Sunday, April 17, 2016

the limits of well-remembered history

"If memory serves...." the thoughtful person might begin. And yet no one balks, no one calls out this softly insistent suggestion. The fact is that when it comes to serious matters, memory does not serve. No one, I suspect, is ever fully or even well-served by the recollections of others.

The American philosopher George Santayana once observed that "those who do not remember the past are condemned to repeat it." The implicit chiding of this remark is often regurgitated as a means of disparaging the thoughtlessness of those dwelling in the present.

To my way of thinking, this is not only unkind, it is also flat-out wrong: No one remembers the past with enough effectiveness to sidestep the repetition by others of mistakes once made. Remember it or don't remember it -- the repetition is written on the human DNA. The statement implies there might be another, more sensible and peaceful outcome associated with the recollections of the past as they are passed along. Nothing could be further from the truth and pretending otherwise is arrogant and unwise.

Does anyone remember the Holocaust of World War II in ways that can short-circuit future genocides of a similar sort? Jews may claim such recollections do change the course of history, but I think they are whistling past the graveyard. The horrific nature of events suffered by others is simply not sufficient to inform and forestall the present and its desires.

Does anyone remember the slaughter of the Armenians at the hands of the Turks?

Does anyone remember the rape of Nanking?

Does anyone remember the Rwandan genocide?

Thoughtful and caring minds may leap into the fray and assert that the horrors are fresh at hand -- and then retail a laundry list of particulars that seems to indicate that later generations are not remiss. "Yessiree -- we remember. Yessiree -- we care." Having read the books and studied the history, it is beyond the human pale to imagine such depredations could possibly be repeated. We learned our lessons and will most emphatically NOT repeat them.

And then they are repeated.

But laying claim to understanding based on history cannot clear the bar of human experience. I think it would be more honest to put George Stantaya's (and his somewhat arrogant supporters) on the back burner. Of course people are going to repeat history. It's one of the things they do best/worst. Anyone who lays claim to not being a fool or an asshole has yet to examine his or her own foolishness ... or asshole.

Best to be a little gentler when assessing the human tableau. Yes, you and I and anyone else are bound to repeat history, mistakes and all.

If there was anyone who was a bit closer to the truth than Santayana, I think it was probably American humorist Will Rogers:
There are three kinds of men. The one that learns by reading. The few who learn by observation. The rest of them have to pee on the electric fence for themselves.
Leave aside the "reading" and much of what passes for "observation," and I think Rogers is pretty much right.

3 comments:

  1. Sit as i sat and see for yourself was the exhortation of ol'buddha man. If you don't repeat history and see for yourself what happens, how will you learn? I suppose a person can learn, but a species can only do what it does, perhaps evolve, or more likely be supplanted by another species.

    ReplyDelete
  2. I think you've come to Santayana's excellent point from a different vector: If one proceeds without consulting historical records, one is bound to make mistakes similar to those made in the past.

    On the other hand, the post may have missed something of Santayana's meaning.

    While he may have said "remember," I venture to say he meant something much more.

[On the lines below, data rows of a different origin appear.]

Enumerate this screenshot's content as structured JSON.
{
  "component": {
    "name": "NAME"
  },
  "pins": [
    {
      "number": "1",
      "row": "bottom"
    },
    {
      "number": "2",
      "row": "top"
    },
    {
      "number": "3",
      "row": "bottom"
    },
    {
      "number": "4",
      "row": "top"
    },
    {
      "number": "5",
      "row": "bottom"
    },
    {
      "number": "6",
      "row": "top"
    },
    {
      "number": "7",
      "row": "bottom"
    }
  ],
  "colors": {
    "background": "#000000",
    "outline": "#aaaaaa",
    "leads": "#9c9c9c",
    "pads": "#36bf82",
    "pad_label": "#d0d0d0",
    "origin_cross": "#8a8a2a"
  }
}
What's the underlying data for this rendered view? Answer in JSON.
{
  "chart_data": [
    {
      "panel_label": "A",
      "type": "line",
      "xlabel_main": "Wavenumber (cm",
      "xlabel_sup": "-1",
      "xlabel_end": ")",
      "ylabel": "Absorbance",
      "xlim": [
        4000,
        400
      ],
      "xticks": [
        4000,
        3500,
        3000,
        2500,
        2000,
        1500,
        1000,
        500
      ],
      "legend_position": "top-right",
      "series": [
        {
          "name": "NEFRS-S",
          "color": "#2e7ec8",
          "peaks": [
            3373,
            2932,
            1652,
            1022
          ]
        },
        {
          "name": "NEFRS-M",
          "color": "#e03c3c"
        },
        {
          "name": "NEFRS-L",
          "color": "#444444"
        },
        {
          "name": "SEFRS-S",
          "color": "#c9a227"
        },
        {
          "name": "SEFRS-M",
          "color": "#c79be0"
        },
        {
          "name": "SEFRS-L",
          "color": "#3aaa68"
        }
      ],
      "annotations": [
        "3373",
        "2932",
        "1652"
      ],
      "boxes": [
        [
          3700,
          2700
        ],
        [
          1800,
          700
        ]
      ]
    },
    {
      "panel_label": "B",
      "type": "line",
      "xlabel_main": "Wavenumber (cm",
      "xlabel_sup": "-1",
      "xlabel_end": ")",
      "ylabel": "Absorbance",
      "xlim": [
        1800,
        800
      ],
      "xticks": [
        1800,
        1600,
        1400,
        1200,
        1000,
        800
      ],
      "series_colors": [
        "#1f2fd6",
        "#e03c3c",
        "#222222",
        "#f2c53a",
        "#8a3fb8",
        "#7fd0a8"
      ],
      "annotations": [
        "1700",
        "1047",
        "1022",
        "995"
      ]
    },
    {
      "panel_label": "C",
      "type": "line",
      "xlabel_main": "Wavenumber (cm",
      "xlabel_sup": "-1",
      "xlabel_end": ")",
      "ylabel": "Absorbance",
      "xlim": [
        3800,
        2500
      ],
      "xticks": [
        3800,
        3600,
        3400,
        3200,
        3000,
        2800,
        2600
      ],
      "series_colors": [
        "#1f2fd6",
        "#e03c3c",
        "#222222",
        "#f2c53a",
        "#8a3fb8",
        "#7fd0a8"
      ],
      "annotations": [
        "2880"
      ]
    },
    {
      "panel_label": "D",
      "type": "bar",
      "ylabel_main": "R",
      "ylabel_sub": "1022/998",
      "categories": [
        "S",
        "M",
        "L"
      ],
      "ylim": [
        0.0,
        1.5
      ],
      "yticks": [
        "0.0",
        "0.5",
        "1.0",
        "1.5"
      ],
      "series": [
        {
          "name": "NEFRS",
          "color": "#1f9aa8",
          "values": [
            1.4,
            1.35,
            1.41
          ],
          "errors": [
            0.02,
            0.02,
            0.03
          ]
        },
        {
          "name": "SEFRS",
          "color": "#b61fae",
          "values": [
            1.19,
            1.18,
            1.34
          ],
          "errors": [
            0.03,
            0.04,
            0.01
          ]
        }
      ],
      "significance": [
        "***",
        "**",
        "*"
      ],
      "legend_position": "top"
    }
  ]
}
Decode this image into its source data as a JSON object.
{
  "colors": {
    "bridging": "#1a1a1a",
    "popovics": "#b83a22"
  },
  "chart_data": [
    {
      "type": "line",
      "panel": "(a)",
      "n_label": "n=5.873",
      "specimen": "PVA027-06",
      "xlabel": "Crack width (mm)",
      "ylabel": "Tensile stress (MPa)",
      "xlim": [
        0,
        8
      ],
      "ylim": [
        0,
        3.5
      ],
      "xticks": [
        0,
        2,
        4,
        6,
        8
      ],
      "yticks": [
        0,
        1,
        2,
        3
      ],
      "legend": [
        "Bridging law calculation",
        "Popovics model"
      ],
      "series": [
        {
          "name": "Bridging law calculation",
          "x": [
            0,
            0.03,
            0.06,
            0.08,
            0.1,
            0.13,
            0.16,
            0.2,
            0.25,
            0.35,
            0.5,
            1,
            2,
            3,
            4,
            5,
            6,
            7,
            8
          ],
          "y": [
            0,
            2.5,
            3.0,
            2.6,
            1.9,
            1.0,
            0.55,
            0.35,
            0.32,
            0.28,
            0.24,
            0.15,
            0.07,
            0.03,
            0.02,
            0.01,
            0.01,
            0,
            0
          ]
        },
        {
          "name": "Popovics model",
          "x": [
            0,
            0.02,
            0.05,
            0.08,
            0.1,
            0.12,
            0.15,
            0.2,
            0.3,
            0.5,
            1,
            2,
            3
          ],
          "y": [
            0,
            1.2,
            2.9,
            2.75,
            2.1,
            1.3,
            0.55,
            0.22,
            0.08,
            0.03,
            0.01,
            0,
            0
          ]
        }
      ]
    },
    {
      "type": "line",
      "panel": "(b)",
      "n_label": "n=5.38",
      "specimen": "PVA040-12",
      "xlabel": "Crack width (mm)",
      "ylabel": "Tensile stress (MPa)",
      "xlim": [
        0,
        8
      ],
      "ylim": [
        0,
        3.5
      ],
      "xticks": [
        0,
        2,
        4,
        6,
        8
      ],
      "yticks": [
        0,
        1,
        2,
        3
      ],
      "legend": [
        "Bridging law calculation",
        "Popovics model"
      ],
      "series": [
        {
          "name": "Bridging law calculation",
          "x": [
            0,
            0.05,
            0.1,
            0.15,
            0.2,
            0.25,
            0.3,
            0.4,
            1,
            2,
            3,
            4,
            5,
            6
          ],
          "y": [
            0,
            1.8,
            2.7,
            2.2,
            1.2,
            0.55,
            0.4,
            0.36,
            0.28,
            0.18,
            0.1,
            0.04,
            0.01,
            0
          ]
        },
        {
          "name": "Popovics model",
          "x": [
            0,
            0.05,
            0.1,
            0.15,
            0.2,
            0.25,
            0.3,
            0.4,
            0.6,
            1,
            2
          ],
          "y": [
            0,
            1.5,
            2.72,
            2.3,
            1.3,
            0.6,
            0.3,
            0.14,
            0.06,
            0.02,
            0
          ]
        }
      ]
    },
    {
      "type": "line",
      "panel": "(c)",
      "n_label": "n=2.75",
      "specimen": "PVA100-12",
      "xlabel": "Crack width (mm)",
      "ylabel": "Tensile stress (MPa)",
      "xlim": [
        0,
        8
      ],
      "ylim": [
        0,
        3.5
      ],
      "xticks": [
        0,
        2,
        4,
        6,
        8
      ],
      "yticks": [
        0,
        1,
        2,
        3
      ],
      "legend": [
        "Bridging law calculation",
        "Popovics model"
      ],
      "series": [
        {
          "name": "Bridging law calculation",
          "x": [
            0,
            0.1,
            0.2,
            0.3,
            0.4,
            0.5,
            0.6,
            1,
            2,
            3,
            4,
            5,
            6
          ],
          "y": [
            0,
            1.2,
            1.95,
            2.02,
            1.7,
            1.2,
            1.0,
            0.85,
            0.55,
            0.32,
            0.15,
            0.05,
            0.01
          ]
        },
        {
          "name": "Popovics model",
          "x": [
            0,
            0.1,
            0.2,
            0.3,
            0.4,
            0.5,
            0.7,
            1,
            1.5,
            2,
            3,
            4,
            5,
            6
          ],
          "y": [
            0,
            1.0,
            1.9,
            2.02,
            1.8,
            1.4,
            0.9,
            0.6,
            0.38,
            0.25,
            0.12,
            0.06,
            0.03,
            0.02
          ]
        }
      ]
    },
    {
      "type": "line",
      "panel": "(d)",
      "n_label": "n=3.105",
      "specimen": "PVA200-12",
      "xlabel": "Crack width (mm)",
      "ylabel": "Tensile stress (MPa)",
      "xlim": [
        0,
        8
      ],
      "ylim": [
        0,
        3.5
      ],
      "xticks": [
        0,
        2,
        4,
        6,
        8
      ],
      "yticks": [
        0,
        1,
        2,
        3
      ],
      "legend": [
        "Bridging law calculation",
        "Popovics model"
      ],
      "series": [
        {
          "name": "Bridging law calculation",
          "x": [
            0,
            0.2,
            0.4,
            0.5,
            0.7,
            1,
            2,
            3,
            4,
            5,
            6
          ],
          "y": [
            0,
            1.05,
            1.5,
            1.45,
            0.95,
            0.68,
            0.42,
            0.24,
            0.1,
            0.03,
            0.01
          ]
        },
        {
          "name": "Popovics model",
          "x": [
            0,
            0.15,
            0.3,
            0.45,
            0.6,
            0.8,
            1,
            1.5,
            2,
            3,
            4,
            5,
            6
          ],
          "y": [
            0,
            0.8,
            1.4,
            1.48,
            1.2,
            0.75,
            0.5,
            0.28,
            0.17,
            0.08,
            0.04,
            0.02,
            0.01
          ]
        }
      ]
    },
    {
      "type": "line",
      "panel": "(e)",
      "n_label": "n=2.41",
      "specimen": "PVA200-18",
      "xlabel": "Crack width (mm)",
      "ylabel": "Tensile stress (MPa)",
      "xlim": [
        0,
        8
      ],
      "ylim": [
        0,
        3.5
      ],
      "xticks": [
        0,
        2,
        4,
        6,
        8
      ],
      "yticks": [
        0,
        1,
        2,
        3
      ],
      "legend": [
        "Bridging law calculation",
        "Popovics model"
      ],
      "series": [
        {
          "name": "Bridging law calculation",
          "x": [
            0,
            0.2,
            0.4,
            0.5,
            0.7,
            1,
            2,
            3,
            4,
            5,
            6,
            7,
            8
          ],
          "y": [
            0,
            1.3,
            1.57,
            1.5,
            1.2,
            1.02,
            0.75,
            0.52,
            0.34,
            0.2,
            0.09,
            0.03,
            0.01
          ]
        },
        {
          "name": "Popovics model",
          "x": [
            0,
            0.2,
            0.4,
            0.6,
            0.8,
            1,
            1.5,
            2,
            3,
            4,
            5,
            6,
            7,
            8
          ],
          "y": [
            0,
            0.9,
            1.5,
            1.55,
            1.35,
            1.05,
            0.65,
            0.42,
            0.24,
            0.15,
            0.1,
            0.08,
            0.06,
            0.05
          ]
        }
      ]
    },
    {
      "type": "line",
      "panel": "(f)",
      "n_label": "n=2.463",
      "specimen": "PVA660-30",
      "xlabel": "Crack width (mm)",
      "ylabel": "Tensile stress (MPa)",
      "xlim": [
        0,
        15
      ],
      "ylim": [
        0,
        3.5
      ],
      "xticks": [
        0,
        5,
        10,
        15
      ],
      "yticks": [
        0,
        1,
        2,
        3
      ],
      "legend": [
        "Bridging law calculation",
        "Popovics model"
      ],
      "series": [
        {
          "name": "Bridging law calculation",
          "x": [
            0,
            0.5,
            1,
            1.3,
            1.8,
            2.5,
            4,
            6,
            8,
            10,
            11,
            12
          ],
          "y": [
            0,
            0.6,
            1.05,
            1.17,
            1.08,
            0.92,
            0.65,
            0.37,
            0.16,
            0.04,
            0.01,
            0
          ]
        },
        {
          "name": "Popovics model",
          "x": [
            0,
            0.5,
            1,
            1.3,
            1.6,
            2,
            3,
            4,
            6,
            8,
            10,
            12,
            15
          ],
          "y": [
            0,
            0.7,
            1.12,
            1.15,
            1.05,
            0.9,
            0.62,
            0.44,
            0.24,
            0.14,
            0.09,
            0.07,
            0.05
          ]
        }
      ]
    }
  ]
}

    For millennia there have been those who have recorded events, sometimes as objectively as possible, sometimes with an agenda. Further, events are recorded sometimes with, and sometimes without analysis.

    I doubt anyone would disagree with this. So depending on the records, there is more or less information for those in the present and future to consider.

    Now, onto the audience, the "consider-ers", sometimes, the records are diligently studied by men and women of good conscience who have no intent of harming others, and sometimes recorded history is studied by those willing to actly brutally to achieve certain goals.

    So now circa 2016 we have an additional factor: one that is imperative: in the past we'd just needed a good sized library and well indexed cataloging system, in modern terms we need a most excellent historical search engine, and some way to add history into the database. In addition, for the youth and the non-academic, we need a Wikipedia of The History of Humanity.

    Heeding Santayana's about consulting history simply makes good sense. Let's remember that and support efforts to make history more much accessible.

    ReplyDelete
  3. Points well-taken, Andrew. I am not advocating some laissez-faire ignorance. What I am interested in is the actual impact of even the best-remembered history. Perhaps Napoleon put his finger on it when he said, "If you had seen one day of war, you would pray to God that you would never see another." Interesting that as practical (we can argue that later) a man as Napoleon could do no better than conjure a god by way of assuring the sanity others might claim based on the historical record. The blood and screams fill the senses of those who have been to war and might retell it with great passion and accuracy, but the best anyone can do is pray to God.